Die Baupraxis lehrt, daß Bauunternehmer häufig unterkalkulierte Angebote abgeben und oft ganze Abteilungen daran setzen, bereits nach Abschluß des Vertrages durch Nachtragsverlangen die unterkalkulierten Vergütungen aufzubessern. Sie überziehen den sich auf einen Pauschalpreis verlassenden Bauherrn mit einer Überfülle von Ansprüchen auf Nachtragsvergütung, melden gleichzeitig vorgeschobene in der Baupraxis irrelevante, bei Baujuristen jedoch gelegentlich verfangende Scheinbehinderungen an und setzen den AG zusätzlich mit Sicherungsverlangen unter Druck. Insbesondere dann, wenn wegen Terminverzugs oder zu beseitigender Mängel Gefahr für den Unternehmer drohen könnte (§5 Nr.4 VOB/B; §4 Nr. 7 VOB/B i. V. m. §8 Nr.3 VOB/B), wird als probates Druckmittel sofort ein übersteigertes Verlangen nach Bauhandwerkersicherung gestellt, selbst dann, wenn zuvor beispielsweise schon eine Teilsicherheit nach Absprache zwischen den Parteien dafür gewährt worden ist. Die Sicherung kann - jedenfalls bei Großbauvorhaben, die fremd finanziert sind - in unbegrenzter Höhe nur von wenigen Bauherrn auf einen Schlag zur Verfügung gestellt werden. Wenn die extremen Anforderungen des AN nicht erfüllt werden, macht er es sich bequem auf dem Kissen seines Leistungsverweigerungsrechts: Er stellt die Baustelle ein. Die daraus resultierenden Mehrkosten sind für den AG in alter Regel so hoch, daß er sich jedem Diktat des AN unterwerfen muß.

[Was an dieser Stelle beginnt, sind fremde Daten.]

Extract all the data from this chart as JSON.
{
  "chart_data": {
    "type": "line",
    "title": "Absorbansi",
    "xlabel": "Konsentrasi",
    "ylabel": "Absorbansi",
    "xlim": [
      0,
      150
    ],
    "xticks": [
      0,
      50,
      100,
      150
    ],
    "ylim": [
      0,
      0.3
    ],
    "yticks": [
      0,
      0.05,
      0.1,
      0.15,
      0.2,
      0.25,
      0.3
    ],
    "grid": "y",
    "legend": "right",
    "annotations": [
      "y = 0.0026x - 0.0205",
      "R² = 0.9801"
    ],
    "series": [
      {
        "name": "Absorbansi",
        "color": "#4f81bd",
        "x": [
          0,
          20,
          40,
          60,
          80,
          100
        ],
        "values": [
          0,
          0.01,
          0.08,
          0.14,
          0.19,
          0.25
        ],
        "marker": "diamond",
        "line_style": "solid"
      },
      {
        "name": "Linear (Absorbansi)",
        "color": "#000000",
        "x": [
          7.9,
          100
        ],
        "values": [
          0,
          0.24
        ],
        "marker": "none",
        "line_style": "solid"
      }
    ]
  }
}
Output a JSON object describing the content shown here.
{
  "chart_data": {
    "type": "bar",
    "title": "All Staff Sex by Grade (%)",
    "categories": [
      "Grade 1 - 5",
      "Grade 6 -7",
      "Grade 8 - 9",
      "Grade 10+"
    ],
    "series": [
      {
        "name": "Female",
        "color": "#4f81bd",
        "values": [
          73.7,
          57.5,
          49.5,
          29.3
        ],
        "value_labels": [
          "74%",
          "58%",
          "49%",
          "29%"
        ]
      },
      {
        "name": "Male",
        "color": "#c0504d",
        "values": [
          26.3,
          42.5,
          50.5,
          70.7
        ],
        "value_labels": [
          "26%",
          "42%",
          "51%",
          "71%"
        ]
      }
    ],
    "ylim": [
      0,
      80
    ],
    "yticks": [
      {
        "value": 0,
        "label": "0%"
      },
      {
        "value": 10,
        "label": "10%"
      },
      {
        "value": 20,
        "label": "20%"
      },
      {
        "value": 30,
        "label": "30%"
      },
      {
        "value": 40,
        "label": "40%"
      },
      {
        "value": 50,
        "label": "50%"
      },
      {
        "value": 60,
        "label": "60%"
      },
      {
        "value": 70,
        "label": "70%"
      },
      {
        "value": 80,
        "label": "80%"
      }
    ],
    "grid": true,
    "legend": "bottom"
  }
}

So erweist sich jedenfalls in der Interpretation der herrschenden Meinung das zur Verstärkung der Sicherheit des Bauhandwerkers gegen Insolvenz gutgemeinte Bauhandwerkersicherungsgesetz und §648 a BGB als einseitiges Mittel der Druckerzeugung und nicht als eine die Interessen beider Vertragsteile ausgewogen berücksichtigende Regelung.

Für die Einzelheiten der weiteren Begründung verweise ich auf meine Ausführungen in Baurecht 1997, 766.

Ich bin mir natürlich völlig darüber im klaren, daß gerade vor dem Hintergrund der herrschenden Meinung zu dieser Vorschrift meine Stellungnahme als extrem einseitig betrachtet werden wird. Sie ist jedoch entstanden aus bitterer Erfahrung bei entsprechenden Großbaustellen. Im übrigen sagt Goethe in Pandora zu pointiert einseitigen Stellungnahmen, die man als Anwalt wohl für sich in Anspruch nehmen darf

"Des wahren Manns Behagen sei Parteilichkeit "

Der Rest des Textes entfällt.